People who need peoplehood

The elderly man leaned in close, his message urgent. “You see this suit?” he asked, fingering his lapel. “Syms, $125. Believe me, I could afford a $900 suit. But what I don’t spend on suits I can give to Israel. Young people? They don’t care. Doctors, lawyers. I ask them to help out, and they give me $1,800, that’s it. In my day, you supported Israel — no questions. Now some federations give 40, 30 percent to Israel and the rest for the local things. I swore I’d never give unless at least half went to Israel.”

The man and I talked at a community dinner last week — or, more accurately, he talked and I listened. He was a builder, perhaps three times over: A Holocaust survivor who remade his life in the shadow of Auschwitz, a businessman who made a small fortune in real estate, a philanthropist who laid the foundations for his local Jewish community. He’s in his 80s now, and he doesn’t like what he sees: His contemporaries are fast disappearing, and young people do not have their instinct or commitment to Jewish communal giving.

He’s a doer, not a reader, but was posing the same question as the authors of an article in this month’s Commentary magazine: “Whatever Happened to the Jewish People?” Steven M. Cohen and Jack Wertheimer lament that there is a “weakened identification among American Jews with their fellow Jews abroad, as well as a waning sense of communal responsibility at home.” Their evidence for this “creeping disaffection” includes federation campaigns that have not kept pace with inflation, as well as a “steep decline in the numbers of those giving.” Poll data tell them that fewer and fewer Jews say that caring about Israel is a “very important part” of their Jewish identity and that they are less inclined to say that Jews around the world share “a common destiny.”

A number of trends contribute to “the waning attractiveness of a united Jewish appeal to a united Jewish people,” as the authors put it. There are positive trends, like the search for personal meaning in religious life and creativity and vitality within the denominations. (Positive trends, that is, with negative consequences: The strength of the Reform and Conservative movements in the United States scores lower on the authors’ peoplehood scale than Israeli-style Orthodoxy, which shapes the perception of Judaism even among Israelis who consider themselves secular.)

There are ambiguous trends too, including “pick-and-choose” Jewish identities, multiculturalism and globalization, and what Cohen has called the decline of institutional and partisan loyalties of all sorts. And then there are trends that the authors clearly disapprove of, including high rates of intermarriage and eroding social interactions among Jews. Whatever these last two say about our acceptance by non-Jewish Americans, they clearly contribute to the “fraying of bonds” within the Jewish community, write Cohen and Wertheimer. (Wertheimer has previously written that efforts to include non-Jewish spouses and the children of intermarried couples in communal life have been a “resounding failure,” both in sheer numbers and in the compromises he sees Jewish institutions making in the name of “outreach.”)

Cohen is a sociologist and pollster, Wertheimer a professor of American-Jewish history at the Jewish Theological Seminary, but there is nothing detached or forensic about their essay. They make clear where they stand when they write that “to retreat from peoplehood is to repudiate what has been at the core” of Judaism.
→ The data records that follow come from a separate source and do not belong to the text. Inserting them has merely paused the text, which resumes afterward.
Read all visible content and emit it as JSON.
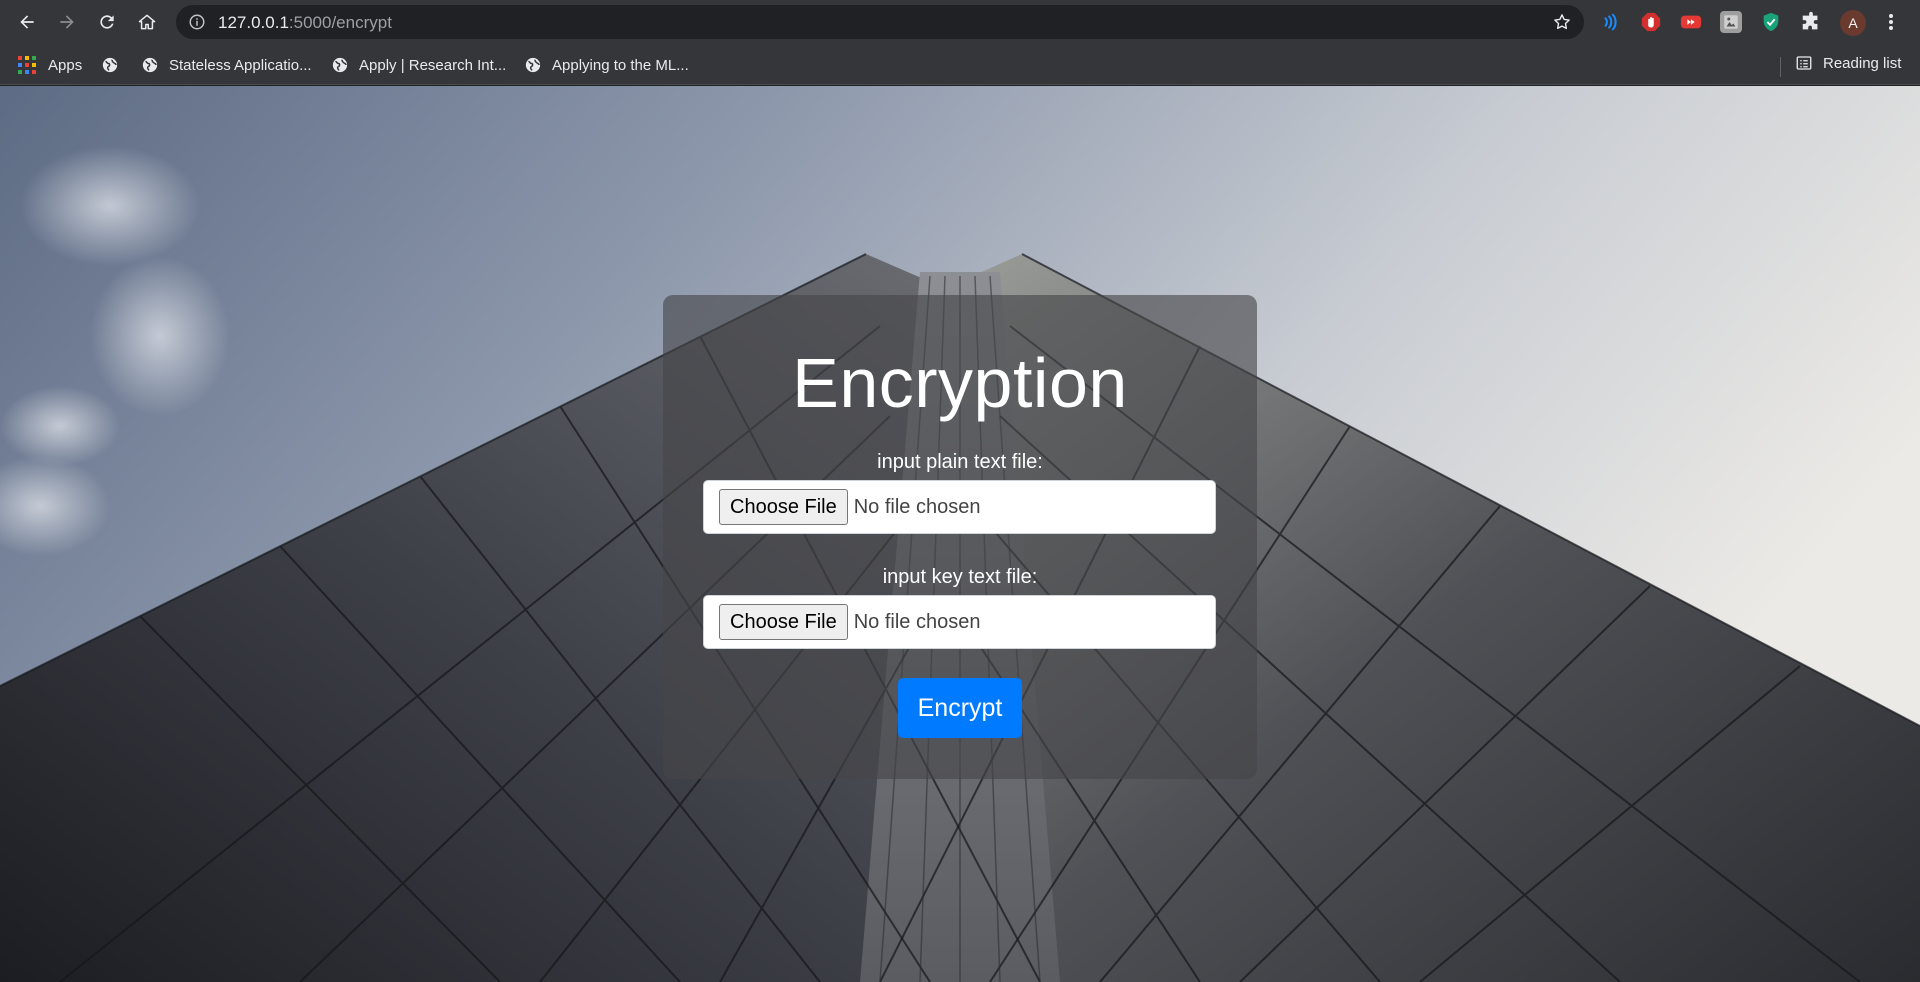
{
  "browser": {
    "url_host": "127.0.0.1",
    "url_path": ":5000/encrypt",
    "avatar_letter": "A",
    "bookmarks": [
      {
        "label": "Apps",
        "icon": "apps-grid-icon"
      },
      {
        "label": "",
        "icon": "globe-icon"
      },
      {
        "label": "Stateless Applicatio...",
        "icon": "globe-icon"
      },
      {
        "label": "Apply | Research Int...",
        "icon": "globe-icon"
      },
      {
        "label": "Applying to the ML...",
        "icon": "globe-icon"
      }
    ],
    "reading_list": "Reading list",
    "extensions": [
      "wifi-waves-icon",
      "stop-hand-icon",
      "youtube-icon",
      "puzzle-photo-icon",
      "shield-check-icon",
      "puzzle-icon"
    ]
  },
  "page": {
    "title": "Encryption",
    "plain_label": "input plain text file:",
    "key_label": "input key text file:",
    "choose_file": "Choose File",
    "no_file": "No file chosen",
    "encrypt_button": "Encrypt"
  },
  "colors": {
    "accent": "#007bff",
    "chrome": "#35363a"
  }
}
But they also stack the deck more than slightly. They define “peoplehood” as support for Israel and rallying around Jewish crises and dismiss as “individualistic” Jewish giving that focuses on universal causes like hunger and domestic poverty or even needy individuals within the Jewish community itself. The authors lament that Jewish federations have made a very conscious effort to keep more of the money at home for domestic giving — for schools, identity-building programs, family services, the local needy. Yet it’s not clear why giving money so that the Jewish Agency bureaucracy can assist an elderly Jew in Hadera is considered “peoplehood,” while doing the same thing for the Jew who lives down the block is “symptomatic of a decline of morale, of national self-respect.”

I also think they are romanticizing a very distinct, and perhaps sui generis, moment in Jewish history — actually, American-Jewish history — when “we are one” could be said with a straight face. Before the horrors of the Holocaust and the redemptive rise of the Jewish state, did Jews really act as if they were “a single collective whose religious civilization must be nurtured”?

The blessed lack of existential crises facing the Jews cannot be understated when trying to understand why, indeed, Jewish philanthropy and social capital appear to be in decline. Cohen, in correspondence with blogger Dan Sieradski, denies that he and his coauthor are “blaming young people for these trends,” but it is hard not to feel that the peculiar condition of today’s Jews has been overlooked when they write that younger generations lack “national self-respect.”

I wanted to agree with the man at dinner, because he is a giant, and because his generation built the Jewish community as we know it today. But I think it is less helpful to compare his generation with those who came after than to begin asking how Jewish individuals and institutions can craft an identity — a people, in fact — that is not dependent on crises for its health.

Cast the question that way, and you might observe that the universalistic impulse of a group like the American Jewish World Service or a federation campaign that urges individuals to “Live Generously” are signs of an evolving definition of Jewish peoplehood, not symptoms of its decline.